Indeed, the polarisation that occurs in such television programs is built around a meaningless antithesis : Mandir or mosque. Temple or mosque.

The Babur Masjid, as pointed out by Tarun Vijay was not a mosque(house of prayer) but the result of conquest. The invader necessarily has to destroy existing monuments or places of worship and build on top of them, in order to demonstrate power and conquest. This has been the universal characteristic of all barbarian invaders. Babur was typical not the exception. Failure to understand this is evidence of the failure of the historical sense amongst deracinated Hindus.

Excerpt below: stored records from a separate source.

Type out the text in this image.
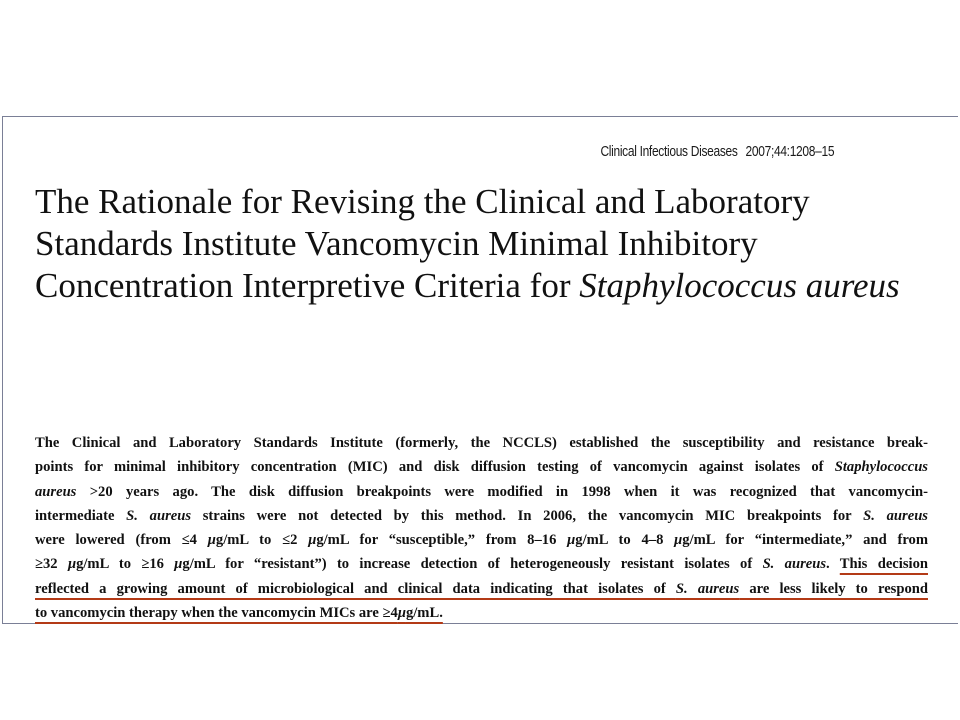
Clinical Infectious Diseases 2007;44:1208–15
The Rationale for Revising the Clinical and Laboratory
Standards Institute Vancomycin Minimal Inhibitory
Concentration Interpretive Criteria for Staphylococcus aureus
The Clinical and Laboratory Standards Institute (formerly, the NCCLS) established the susceptibility and resistance break-
points for minimal inhibitory concentration (MIC) and disk diffusion testing of vancomycin against isolates of Staphylococcus
aureus >20 years ago. The disk diffusion breakpoints were modified in 1998 when it was recognized that vancomycin-
intermediate S. aureus strains were not detected by this method. In 2006, the vancomycin MIC breakpoints for S. aureus
were lowered (from ≤4 μg/mL to ≤2 μg/mL for “susceptible,” from 8–16 μg/mL to 4–8 μg/mL for “intermediate,” and from
≥32 μg/mL to ≥16 μg/mL for “resistant”) to increase detection of heterogeneously resistant isolates of S. aureus. This decision
reflected a growing amount of microbiological and clinical data indicating that isolates of S. aureus are less likely to respond
to vancomycin therapy when the vancomycin MICs are ≥4μg/mL.
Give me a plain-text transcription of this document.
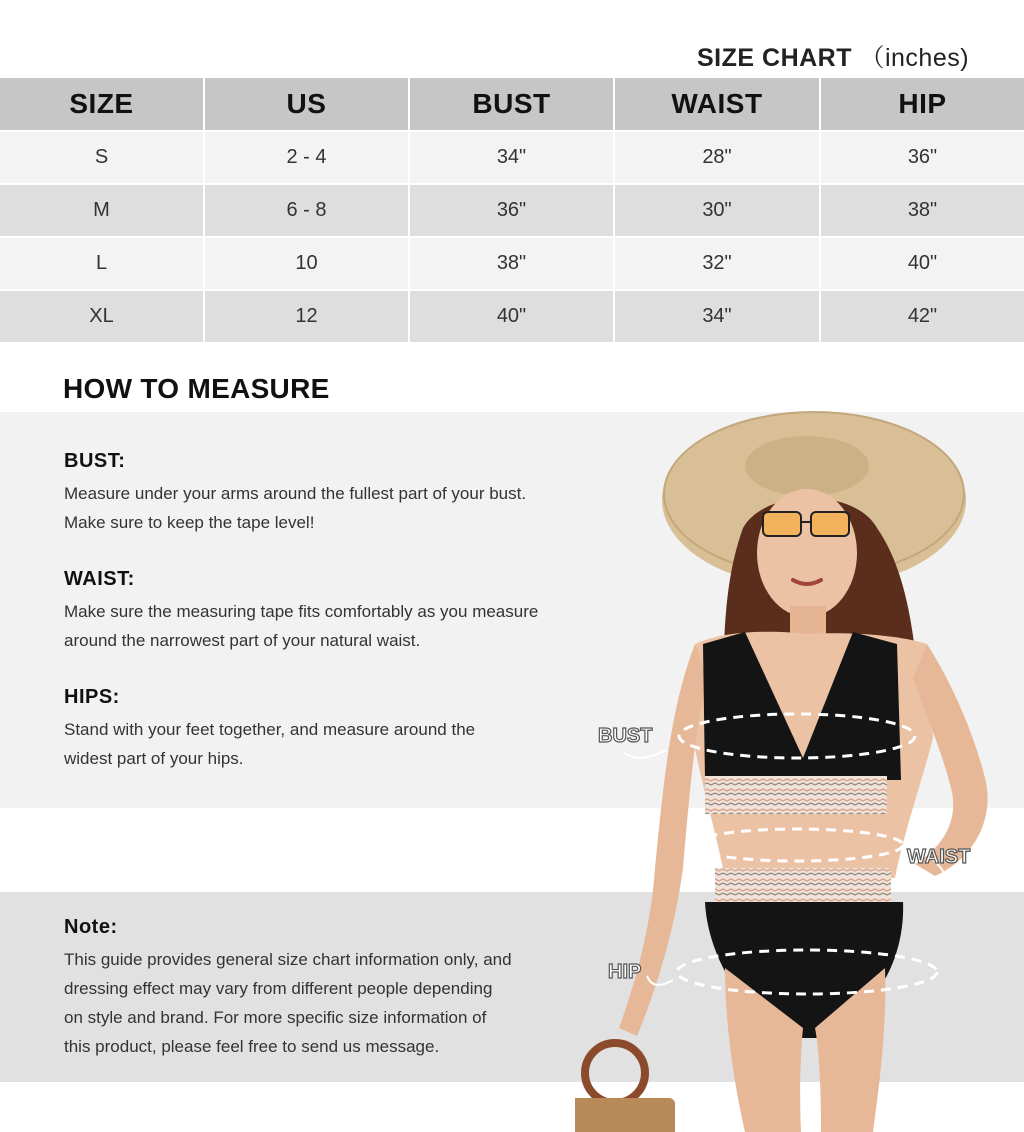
SIZE CHART （inches)
SIZE	US	BUST	WAIST	HIP
S	2 - 4	34"	28"	36"
M	6 - 8	36"	30"	38"
L	10	38"	32"	40"
XL	12	40"	34"	42"
HOW TO MEASURE

BUST:

Measure under your arms around the fullest part of your bust.
Make sure to keep the tape level!

WAIST:

Make sure the measuring tape fits comfortably as you measure
around the narrowest part of your natural waist.

HIPS:

Stand with your feet together, and measure around the
widest part of your hips.

Note:

This guide provides general size chart information only, and
dressing effect may vary from different people depending
on style and brand. For more specific size information of
this product, please feel free to send us message.

BUST
WAIST
HIP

There is also the larger related failure to understand that India is a Hindu country, not by virtue of numbers, but because of civilisational history. In that context it is also a syncretic culture of a variety of ethnicities and religions, precisely because of the Hindu ethos which tolerated that variety. However, this does not entail that Hindus should abandon their historic claim to the Ramajanmasthan (birthplace of Rama).

Nor does it entail the illogical argument (the subtext of the Jerath position) that Hindus should not simultaneously wish for economic prosperity. The great Hindu kings and emperors of the past worked precisely for that prosperity and one which made India amongst the most prosperous countries in the world and clearly the object of invaders and colonists. India was not only Hindu, it was also prosperous. The myth of the otherworldly Hindu is simply that, a myth, and one no doubt encouraged by the colonising power Britain, so that the Occupation could go on unhindered. Deracinated Hindus have internalised this also.

Hence, Ms Jerath, it is both economic well being and the rebuilding of the Ram temple which had been destroyed in 1528 by an invader, it is not one or the other. Owaisi can utter meaningless statements like majoritarian Hindu nationalism and so can a writer like Christophe Jaffrelot. But for a Hindu not to understand the significance of the Ramajanmasthan shows a pathetic condition of amnesia, a lack of historical sense.

(The writer is a political philosopher who taught at a Canadian university).